La différence entre des sportifs et des
organisations est cependant que les premiers savent que leur carrière aura
forcément une fin alors que les secondes se perçoivent éternelles. Le problème
de l’arrêt au bon moment est donc quelque chose qui les préoccupe assez
rapidement, en particulier lorsqu’ils sentent que leur corps ne répond plus
autant, en d’autres termes que leur rendement, le résultat obtenu pour les
efforts fournis, décline.

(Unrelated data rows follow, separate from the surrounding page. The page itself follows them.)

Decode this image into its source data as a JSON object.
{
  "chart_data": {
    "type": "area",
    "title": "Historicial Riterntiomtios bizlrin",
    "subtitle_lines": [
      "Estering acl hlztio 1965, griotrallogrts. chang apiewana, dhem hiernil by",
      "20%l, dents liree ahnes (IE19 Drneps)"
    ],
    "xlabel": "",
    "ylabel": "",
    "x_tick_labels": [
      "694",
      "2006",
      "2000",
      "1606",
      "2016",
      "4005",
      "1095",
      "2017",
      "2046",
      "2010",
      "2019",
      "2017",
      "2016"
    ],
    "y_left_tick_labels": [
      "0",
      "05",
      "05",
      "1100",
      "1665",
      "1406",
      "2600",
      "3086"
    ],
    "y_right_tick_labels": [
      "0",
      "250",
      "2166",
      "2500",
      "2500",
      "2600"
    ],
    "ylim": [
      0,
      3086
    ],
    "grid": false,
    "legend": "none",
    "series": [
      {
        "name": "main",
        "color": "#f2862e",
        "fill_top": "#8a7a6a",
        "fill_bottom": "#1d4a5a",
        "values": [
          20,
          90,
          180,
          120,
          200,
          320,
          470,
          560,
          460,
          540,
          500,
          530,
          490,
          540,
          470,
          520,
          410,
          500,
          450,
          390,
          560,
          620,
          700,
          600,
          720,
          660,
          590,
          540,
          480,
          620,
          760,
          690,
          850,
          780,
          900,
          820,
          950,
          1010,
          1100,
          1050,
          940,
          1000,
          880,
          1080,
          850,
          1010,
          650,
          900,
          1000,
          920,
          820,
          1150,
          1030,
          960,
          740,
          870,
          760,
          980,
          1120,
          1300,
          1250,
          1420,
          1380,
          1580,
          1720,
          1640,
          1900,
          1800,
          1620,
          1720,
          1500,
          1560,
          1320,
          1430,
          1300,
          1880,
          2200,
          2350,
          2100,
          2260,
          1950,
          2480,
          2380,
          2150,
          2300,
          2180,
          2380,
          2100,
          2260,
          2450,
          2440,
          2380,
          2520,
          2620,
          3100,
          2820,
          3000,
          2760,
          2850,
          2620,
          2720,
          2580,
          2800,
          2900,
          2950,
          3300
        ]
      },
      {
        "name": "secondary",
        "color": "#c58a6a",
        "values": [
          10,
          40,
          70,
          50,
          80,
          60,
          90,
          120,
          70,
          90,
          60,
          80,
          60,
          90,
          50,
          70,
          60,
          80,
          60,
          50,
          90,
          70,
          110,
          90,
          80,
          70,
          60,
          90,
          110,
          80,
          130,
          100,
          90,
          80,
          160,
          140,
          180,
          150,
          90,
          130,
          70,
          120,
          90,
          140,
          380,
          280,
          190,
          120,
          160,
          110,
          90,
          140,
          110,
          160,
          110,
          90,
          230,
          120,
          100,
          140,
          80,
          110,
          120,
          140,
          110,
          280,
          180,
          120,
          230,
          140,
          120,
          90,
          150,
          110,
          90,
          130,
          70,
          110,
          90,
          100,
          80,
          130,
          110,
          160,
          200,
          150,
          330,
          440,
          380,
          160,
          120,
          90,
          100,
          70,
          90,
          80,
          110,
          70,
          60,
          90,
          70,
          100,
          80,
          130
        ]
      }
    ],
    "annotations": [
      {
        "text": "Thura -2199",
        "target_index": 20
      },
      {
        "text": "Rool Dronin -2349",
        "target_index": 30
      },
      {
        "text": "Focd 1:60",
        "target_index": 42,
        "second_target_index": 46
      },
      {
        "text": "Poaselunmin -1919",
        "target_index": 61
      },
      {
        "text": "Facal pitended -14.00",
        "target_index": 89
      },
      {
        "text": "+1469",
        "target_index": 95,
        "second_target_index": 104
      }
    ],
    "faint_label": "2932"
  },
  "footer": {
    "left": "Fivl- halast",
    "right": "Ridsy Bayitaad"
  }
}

Toute la difficulté est alors de s’arrêter avant que
cette ligne descendante ne rencontre celles qui montent. Par principe, un
sportif se connaît bien, mais les organisations pas forcément surtout
lorsqu’elles sont grandes. Si un système d’auto-analyse, ou de retour
d’expérience, n’y est pas organisé il peut y avoir un grand décalage entre ce
qui se fait réellement ou est en train de se passer à l’intérieur et la
perception qu’en a la direction.
Il est en fait souvent plus facile de voir
l’extérieur de l’organisation et notamment les résultats qu’elle peut avoir sur
un marché ou un champ de bataille. Il faut regarder alors très attentivement
lorsqu’ils ne correspondent pas aux attentes, dans un sens comme dans l’autre
d’ailleurs, car c’est le signe qu’il se passe quelque chose de nouveau. Cette
surprise peut prendre beaucoup de temps, le modèle de la légion romaine,
difficilement imitable à l’époque, a été très performante pendant des siècles. À
l’époque actuelle, c’est en général plus rapide.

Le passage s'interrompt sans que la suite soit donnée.